A new tentative four-year contract hammered out at the 11th hour between Alcoa and the United Steelworkers union includes a single health plan and a fund to help cover retiree health-care costs, and blocks a two-tier wage system -- key goals the union says it sought.
The deal also calls for automatic annual wage increases of 2.5 percent and 2 percent, respectively, for all workers over the next two years; hourly increases for most jobs the following two years; and pension increases dependent on years of service, the USW said yesterday.
Those were among the details the union highlighted a day after negotiators for both sides struck a deal two hours before a midnight deadline that could have led to a strike by 9,000 workers.
Alcoa had intended to operate the plants with management personnel if union workers had walked out.

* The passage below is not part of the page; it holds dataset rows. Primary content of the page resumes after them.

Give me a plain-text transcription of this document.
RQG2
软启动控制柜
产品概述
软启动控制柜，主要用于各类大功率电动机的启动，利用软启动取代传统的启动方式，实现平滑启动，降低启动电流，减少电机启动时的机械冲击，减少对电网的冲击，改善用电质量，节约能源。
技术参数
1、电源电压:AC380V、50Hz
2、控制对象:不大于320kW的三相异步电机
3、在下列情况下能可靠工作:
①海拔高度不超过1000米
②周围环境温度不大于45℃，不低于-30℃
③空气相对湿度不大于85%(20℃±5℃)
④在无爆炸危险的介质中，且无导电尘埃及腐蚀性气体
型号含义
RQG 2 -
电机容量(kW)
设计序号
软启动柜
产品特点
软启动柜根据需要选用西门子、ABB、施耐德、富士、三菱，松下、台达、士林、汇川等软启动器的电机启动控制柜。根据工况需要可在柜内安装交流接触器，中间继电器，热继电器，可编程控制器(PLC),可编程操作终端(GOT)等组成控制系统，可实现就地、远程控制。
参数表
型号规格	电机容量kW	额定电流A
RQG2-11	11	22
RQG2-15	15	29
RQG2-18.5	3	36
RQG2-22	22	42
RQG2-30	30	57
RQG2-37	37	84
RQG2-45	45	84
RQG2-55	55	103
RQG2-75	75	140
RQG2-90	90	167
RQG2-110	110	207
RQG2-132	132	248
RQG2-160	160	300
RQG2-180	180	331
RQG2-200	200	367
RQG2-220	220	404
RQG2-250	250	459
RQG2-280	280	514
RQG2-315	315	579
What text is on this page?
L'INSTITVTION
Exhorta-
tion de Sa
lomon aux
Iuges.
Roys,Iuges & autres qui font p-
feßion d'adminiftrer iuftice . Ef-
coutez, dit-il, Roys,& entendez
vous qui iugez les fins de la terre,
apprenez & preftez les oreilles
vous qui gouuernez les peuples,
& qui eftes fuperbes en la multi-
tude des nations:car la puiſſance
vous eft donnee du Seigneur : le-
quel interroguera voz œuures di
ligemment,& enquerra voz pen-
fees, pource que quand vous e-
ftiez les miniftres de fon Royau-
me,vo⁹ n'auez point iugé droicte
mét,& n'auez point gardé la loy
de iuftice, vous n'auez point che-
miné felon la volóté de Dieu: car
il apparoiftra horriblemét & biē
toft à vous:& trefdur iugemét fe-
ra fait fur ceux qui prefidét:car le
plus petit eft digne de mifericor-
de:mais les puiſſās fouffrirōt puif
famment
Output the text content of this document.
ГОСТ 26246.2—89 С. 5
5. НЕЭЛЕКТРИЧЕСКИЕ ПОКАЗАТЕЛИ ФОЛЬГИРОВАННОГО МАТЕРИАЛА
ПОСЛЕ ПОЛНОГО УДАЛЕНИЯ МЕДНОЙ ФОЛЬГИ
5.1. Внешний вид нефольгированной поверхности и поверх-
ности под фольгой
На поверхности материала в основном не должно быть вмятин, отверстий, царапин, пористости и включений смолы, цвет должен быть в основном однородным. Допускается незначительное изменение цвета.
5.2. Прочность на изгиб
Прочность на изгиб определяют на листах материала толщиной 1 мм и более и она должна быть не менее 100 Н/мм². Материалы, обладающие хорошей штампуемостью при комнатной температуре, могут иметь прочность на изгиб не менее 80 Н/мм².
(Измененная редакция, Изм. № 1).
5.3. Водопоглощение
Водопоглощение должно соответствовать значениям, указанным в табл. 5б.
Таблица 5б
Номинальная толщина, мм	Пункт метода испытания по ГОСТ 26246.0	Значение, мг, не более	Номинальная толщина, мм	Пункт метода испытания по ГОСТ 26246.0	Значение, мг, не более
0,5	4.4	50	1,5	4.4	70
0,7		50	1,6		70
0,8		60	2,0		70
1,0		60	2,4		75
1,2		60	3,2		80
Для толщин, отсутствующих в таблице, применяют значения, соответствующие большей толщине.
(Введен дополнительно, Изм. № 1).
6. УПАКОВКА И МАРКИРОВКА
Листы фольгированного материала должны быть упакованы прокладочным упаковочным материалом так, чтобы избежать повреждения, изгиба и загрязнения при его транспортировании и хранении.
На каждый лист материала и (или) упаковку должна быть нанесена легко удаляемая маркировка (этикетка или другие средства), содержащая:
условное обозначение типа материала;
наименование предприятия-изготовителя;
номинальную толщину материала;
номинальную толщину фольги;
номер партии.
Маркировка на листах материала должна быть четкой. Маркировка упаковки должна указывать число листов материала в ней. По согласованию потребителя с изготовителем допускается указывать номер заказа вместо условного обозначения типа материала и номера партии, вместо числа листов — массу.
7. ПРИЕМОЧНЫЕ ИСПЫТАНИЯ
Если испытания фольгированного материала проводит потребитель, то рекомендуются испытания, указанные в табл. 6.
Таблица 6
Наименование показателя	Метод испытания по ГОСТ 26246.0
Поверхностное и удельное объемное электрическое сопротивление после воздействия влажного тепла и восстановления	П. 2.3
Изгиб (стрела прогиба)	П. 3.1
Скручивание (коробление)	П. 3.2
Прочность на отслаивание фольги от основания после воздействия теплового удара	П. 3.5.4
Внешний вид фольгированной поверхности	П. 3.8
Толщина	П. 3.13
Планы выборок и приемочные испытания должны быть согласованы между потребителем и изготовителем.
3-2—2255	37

The contingent work force included several hundred employees from Pittsburgh who had been deployed to a handful of plants, spokesman Kevin Lowery said.
No date has been set for workers to vote on the tentative agreement. Until then, they will work under the previous contract. Mr. Lowery said terms of the new agreement would be retroactive to May 31, the date the old contract expired.
The deal covers workers at 15 plants in 10 states. Separately, Alcoa and about 800 USW-represented workers at a plant in Cressona, Schuylkill County, reached tentative agreement on new contract terms after more than two years of negotiations.